Scientific research in the Arctic does not stop with natural science and environmental issues. For the science–policy nexus to succeed, social and human scientists also need to be involved. Similarly, in the Antarctic, which lacks any history of human presence prior to the exploration and research era, this is now being reflected by the development of a ‘human and social science’ (HASS; www.scar.org/science/hass/about/) research community and direction under the auspices of the Scientific Committee for Antarctic Research (SCAR). In the Arctic, this process will engage diplomatic consideration regarding the changing climatic and socioeconomic circumstances of the polar regions, which itself is part of a growing global dialogue regarding science and technological advice for policymaking. Additionally, this particular science–policy interface has also been observed in other Arctic and Antarctic fields such as fisheries management, pollution prevention (e.g. persistent organic pollutants, mercury, plastics), biodiversity, search and rescue, ecosystem-based ocean management and marine and terrestrial protected areas.
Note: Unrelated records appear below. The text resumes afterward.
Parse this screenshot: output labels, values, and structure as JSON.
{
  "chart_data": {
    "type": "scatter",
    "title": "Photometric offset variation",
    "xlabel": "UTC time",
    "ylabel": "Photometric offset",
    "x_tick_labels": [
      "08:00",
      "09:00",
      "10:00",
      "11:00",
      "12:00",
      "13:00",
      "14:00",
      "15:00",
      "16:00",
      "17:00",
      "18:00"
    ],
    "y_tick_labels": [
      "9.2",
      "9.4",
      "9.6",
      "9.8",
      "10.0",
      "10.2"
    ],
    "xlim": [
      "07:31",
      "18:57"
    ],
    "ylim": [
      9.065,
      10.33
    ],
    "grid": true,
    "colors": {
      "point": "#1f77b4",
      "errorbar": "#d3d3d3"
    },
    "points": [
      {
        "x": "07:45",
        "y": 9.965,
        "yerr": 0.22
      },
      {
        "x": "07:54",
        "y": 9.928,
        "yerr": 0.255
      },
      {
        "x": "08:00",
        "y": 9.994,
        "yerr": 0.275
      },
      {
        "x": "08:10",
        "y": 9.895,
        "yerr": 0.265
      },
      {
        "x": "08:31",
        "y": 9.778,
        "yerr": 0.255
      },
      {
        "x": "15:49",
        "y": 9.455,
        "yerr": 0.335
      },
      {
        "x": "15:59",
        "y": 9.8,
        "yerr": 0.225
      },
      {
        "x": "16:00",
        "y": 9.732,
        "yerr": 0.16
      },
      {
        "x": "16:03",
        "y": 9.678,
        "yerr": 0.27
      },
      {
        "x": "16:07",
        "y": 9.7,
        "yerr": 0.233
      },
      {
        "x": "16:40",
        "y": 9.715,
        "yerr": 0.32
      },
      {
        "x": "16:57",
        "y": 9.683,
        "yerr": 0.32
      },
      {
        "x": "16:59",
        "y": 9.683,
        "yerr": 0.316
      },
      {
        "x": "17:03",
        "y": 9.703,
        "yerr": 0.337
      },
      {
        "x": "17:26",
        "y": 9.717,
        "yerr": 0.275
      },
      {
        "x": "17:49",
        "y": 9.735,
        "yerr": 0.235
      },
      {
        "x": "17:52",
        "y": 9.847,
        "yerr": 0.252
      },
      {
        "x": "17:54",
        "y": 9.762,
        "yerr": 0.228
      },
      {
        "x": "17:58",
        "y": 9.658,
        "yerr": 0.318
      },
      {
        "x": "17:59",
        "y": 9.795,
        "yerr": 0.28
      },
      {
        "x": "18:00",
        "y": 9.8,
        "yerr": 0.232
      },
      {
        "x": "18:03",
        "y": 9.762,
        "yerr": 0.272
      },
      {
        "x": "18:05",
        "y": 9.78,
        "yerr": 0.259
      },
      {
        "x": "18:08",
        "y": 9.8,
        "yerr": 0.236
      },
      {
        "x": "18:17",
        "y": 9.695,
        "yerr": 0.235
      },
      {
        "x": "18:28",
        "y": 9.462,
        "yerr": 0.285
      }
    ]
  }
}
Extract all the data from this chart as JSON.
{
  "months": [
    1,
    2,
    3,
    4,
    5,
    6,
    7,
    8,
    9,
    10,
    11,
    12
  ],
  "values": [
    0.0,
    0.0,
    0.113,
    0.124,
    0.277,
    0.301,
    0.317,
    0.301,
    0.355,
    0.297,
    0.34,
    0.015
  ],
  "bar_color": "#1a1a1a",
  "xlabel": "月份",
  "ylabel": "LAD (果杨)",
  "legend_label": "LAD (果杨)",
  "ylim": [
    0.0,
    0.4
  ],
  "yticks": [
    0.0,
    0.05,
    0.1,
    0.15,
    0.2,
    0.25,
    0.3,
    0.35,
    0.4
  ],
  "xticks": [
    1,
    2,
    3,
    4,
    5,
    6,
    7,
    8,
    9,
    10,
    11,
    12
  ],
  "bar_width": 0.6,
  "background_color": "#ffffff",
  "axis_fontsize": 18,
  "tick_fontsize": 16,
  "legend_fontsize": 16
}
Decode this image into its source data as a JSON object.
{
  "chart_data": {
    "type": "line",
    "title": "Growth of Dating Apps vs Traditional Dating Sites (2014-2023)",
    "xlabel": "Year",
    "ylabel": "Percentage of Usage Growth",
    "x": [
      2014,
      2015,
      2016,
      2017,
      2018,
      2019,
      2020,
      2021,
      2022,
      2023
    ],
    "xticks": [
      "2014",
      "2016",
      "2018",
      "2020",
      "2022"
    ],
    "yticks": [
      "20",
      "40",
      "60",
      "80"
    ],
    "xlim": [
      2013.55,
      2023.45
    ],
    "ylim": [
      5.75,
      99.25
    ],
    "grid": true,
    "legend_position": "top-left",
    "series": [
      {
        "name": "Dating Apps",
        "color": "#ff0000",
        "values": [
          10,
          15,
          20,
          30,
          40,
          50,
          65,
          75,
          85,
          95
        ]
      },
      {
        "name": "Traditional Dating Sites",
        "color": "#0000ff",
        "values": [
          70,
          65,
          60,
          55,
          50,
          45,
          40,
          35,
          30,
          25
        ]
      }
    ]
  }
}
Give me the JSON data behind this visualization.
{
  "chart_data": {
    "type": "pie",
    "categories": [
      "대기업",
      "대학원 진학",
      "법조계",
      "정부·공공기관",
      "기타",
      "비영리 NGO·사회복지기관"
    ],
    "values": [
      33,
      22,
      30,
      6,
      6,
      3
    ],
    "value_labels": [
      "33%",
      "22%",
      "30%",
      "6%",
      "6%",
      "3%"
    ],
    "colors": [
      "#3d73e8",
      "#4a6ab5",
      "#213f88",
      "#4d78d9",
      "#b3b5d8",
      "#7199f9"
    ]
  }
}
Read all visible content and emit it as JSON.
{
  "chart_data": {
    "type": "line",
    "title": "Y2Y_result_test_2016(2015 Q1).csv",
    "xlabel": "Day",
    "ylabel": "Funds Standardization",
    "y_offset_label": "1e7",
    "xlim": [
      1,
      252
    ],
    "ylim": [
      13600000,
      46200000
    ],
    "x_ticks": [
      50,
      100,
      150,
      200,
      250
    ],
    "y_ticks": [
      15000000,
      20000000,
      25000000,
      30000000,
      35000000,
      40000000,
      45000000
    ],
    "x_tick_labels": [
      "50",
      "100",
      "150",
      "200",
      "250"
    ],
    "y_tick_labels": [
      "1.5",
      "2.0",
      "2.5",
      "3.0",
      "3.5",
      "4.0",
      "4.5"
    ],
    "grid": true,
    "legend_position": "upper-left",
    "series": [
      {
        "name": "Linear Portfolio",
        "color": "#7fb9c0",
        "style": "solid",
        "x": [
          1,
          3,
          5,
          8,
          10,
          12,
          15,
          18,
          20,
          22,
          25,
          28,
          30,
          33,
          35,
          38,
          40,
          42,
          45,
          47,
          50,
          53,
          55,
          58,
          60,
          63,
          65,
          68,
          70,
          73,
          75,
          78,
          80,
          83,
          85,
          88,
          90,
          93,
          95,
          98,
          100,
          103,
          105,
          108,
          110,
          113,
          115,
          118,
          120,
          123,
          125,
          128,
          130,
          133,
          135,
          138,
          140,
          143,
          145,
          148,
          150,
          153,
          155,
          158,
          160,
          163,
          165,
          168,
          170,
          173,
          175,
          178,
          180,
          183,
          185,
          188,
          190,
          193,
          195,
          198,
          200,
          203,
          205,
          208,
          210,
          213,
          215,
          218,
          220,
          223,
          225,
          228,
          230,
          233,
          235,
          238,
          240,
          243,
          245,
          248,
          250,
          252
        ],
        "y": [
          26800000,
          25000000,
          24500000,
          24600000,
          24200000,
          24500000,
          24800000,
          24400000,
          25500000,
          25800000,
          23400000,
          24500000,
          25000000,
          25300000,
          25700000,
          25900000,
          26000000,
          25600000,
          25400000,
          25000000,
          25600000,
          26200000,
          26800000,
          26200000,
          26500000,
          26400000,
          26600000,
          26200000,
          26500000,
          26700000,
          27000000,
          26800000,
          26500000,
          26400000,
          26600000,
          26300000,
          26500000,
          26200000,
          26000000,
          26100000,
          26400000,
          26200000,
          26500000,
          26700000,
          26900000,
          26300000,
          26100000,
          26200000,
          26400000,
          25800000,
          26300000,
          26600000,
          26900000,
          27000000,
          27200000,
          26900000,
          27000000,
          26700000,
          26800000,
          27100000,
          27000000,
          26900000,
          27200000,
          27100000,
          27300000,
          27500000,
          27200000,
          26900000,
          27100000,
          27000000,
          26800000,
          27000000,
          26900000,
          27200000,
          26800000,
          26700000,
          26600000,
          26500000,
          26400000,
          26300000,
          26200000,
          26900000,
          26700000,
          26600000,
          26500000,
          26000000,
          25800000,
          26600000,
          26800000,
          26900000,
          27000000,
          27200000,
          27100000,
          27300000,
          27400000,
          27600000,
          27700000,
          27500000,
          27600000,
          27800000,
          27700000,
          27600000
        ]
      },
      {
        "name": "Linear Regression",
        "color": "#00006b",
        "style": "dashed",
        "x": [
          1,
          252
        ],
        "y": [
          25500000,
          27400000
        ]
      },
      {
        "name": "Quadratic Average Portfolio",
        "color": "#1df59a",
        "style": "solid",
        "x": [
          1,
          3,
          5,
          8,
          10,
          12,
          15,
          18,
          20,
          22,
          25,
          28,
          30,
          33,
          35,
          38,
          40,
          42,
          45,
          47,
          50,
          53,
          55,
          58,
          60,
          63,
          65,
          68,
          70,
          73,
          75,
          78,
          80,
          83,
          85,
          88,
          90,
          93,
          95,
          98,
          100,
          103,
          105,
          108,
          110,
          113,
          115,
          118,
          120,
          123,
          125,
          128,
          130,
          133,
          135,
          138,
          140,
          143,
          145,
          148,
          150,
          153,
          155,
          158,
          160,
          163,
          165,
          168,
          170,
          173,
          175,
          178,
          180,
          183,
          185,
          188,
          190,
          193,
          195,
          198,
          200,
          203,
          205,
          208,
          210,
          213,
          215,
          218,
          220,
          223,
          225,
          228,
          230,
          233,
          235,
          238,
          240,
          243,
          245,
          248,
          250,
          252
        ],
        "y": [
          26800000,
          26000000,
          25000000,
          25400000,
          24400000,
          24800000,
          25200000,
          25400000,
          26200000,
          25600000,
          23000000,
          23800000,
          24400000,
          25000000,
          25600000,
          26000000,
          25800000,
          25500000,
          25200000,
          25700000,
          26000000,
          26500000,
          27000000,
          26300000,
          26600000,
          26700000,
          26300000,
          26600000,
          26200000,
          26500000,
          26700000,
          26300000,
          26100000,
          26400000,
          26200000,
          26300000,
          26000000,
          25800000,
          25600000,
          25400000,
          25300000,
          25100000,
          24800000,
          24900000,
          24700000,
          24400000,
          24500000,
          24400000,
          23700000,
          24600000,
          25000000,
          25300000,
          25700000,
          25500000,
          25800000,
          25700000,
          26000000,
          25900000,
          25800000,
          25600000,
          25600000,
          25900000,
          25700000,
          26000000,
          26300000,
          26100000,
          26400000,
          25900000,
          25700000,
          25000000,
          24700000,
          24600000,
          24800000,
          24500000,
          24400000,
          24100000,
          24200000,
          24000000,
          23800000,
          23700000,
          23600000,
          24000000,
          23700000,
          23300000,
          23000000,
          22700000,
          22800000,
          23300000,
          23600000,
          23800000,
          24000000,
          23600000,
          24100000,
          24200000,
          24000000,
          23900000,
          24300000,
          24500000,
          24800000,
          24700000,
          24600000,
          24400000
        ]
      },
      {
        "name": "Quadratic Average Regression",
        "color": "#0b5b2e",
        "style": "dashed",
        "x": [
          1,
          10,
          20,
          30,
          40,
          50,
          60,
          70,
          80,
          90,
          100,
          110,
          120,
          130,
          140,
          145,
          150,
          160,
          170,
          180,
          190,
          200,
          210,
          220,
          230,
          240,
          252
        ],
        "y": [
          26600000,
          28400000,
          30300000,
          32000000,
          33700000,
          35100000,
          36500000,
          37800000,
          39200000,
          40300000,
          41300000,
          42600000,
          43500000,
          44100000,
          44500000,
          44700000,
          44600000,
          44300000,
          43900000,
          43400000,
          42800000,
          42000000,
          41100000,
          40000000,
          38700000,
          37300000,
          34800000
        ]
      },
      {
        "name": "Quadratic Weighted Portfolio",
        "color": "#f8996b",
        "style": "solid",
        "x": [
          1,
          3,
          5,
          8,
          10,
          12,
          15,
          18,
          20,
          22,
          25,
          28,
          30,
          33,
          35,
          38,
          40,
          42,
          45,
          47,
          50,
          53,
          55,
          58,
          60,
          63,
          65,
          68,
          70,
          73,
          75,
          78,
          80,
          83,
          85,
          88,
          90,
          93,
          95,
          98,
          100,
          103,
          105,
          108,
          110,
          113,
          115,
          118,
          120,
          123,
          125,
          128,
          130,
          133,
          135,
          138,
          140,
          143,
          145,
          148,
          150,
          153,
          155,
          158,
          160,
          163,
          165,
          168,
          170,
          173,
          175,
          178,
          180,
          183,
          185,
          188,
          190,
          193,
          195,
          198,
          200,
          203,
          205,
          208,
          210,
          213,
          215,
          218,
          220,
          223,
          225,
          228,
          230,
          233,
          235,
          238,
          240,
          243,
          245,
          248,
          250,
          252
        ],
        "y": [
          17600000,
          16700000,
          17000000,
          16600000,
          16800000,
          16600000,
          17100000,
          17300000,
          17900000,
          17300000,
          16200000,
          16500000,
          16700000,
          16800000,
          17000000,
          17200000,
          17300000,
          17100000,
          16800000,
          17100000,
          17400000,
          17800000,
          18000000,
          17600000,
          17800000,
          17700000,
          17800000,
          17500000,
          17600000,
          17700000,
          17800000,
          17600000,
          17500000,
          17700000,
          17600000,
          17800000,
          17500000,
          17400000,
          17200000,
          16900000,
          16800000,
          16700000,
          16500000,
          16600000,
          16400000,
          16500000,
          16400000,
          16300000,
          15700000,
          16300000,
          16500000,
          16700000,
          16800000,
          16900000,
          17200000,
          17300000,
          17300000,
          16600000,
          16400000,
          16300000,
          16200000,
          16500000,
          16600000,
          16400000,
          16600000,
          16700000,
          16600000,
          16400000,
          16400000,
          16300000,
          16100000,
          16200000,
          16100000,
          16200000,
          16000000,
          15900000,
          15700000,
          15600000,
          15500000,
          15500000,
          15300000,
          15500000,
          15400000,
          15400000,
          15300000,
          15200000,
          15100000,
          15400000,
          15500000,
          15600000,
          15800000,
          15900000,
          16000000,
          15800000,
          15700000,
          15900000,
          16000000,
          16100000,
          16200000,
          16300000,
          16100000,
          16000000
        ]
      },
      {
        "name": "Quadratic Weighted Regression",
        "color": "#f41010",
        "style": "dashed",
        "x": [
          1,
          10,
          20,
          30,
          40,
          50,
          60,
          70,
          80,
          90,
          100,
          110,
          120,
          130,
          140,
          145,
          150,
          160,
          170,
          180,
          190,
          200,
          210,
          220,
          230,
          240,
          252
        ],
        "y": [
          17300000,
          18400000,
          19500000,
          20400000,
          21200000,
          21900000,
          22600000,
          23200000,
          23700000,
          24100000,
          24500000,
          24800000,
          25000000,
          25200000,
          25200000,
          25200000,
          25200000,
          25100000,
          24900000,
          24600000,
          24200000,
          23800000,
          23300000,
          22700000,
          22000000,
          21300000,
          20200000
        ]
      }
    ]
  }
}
Nonetheless, science–policy interaction is not the only element of the puzzle in how the perceptions and actions of stakeholders are being shaped in relation to regional governance and management systems. This dual relationship neglects other actors relevant for sustainable regional development and thus needs to be opened up to include other key stakeholders – not least the relevant business communities, non-governmental organizations and civil society. History will be the judge of whether the separate governance mechanisms of either polar region are capable of rising to the current climatic and geopolitical challenges, unprecedented in their time of existence, and thereby over time help to reverse the vast damage being caused to international relations and security at present.